O documento entregue ao juiz é assinado por cinco promotores e recomenda que o pedido seja negado. O texto ainda denuncia a atuação da Guarda Civil Metropolitana (GCM).

“Em primeiro lugar o indeferimento deste pedido que não guarda conexão com a legislação e com as corretas práticas nacionais e internacionais. Não se tem notícia, no mundo, de uma situação como esta, desejada pela municipalidade. Em segundo lugar, a Guarda Civil Metropolitana imediatamente retornando, por ordem da Prefeitura, a cumprir suas obrigações constitucionais, cuidando dos próprios municipais e deixando de tanger, revistar, agredir e ofender as pessoas que se encontram na região.”

A Defensoria também argumenta que o pedido da Prefeitura é extremamente vago, amplo e perigoso, pois daria ao Município carta branca para eleger quem são as pessoas nesse estado, sem que houvesse qualquer possibilidade de defesa a elas.

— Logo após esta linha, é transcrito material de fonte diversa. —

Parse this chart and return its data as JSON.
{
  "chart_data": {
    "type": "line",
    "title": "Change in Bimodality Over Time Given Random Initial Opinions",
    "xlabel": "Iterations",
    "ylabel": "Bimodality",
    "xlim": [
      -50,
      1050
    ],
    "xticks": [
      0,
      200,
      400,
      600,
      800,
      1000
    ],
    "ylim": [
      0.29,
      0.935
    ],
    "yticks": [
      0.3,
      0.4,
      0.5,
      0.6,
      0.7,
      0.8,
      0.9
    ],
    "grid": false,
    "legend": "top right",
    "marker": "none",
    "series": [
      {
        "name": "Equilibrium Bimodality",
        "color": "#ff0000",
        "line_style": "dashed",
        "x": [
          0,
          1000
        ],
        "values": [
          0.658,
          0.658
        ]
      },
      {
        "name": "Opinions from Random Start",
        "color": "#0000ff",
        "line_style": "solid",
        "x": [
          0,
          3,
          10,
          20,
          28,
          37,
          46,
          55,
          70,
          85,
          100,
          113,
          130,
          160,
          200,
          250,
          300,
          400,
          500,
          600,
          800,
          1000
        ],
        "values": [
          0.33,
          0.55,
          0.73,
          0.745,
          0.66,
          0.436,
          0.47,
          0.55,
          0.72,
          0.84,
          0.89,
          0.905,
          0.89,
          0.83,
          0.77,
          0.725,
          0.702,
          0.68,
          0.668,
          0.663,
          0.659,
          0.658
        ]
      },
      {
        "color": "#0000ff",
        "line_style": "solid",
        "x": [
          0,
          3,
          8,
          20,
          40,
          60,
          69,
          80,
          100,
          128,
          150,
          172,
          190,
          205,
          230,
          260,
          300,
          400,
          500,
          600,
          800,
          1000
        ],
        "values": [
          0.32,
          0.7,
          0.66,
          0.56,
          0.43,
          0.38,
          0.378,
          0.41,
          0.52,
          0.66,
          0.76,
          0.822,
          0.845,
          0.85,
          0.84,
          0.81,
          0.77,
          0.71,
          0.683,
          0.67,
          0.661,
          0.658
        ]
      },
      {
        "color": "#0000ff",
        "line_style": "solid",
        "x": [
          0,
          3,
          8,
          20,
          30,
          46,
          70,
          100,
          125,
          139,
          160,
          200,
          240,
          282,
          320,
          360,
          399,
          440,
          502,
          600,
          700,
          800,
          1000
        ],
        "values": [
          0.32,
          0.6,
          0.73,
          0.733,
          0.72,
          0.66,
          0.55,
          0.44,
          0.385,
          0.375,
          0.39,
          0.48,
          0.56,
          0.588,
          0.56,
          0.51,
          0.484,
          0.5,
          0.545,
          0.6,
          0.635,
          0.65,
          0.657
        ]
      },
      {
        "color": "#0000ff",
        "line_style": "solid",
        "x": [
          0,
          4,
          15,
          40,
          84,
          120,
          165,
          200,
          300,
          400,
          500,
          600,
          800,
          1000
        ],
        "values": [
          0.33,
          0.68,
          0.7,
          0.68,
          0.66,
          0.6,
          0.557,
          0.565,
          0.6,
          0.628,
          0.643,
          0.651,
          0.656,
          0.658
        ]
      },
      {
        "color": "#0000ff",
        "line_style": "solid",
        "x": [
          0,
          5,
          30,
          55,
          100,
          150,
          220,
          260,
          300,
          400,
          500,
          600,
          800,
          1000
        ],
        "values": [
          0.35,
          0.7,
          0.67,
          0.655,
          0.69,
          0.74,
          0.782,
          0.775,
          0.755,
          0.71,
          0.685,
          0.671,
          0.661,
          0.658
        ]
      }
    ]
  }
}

“Um dos fundamentos da manifestação é a Lei Federal 10216/2001 (Lei Antimanicomial), que dispõe como regra legal o tratamento feito de forma ambulatorial, com a pessoa em liberdade, sendo a internação psiquiátrica indicada apenas quando as tentativas de tratamento extrahospitalares forem insuficientes. Além disso, a internação, além de ser excepcional, deve ser precedida de laudo médico prévio.”

Os defensores ainda afirmam que se a solicitação for acatada, “violaria o direito constitucional ao devido processo legal.”

O pedido da Prefeitura, afirma a Defensoria, colide frontalmente com a liminar obtida pelo MP na ação, que impede ações policiais que ensejem situação vexatória, degradante ou desrespeitosa contra usuários de substâncias entorpecentes, bem como que os impeçam de permanecer em ruas ou os constranja a se movimentarem para outros espaços, exceto em caso de flagrante delito.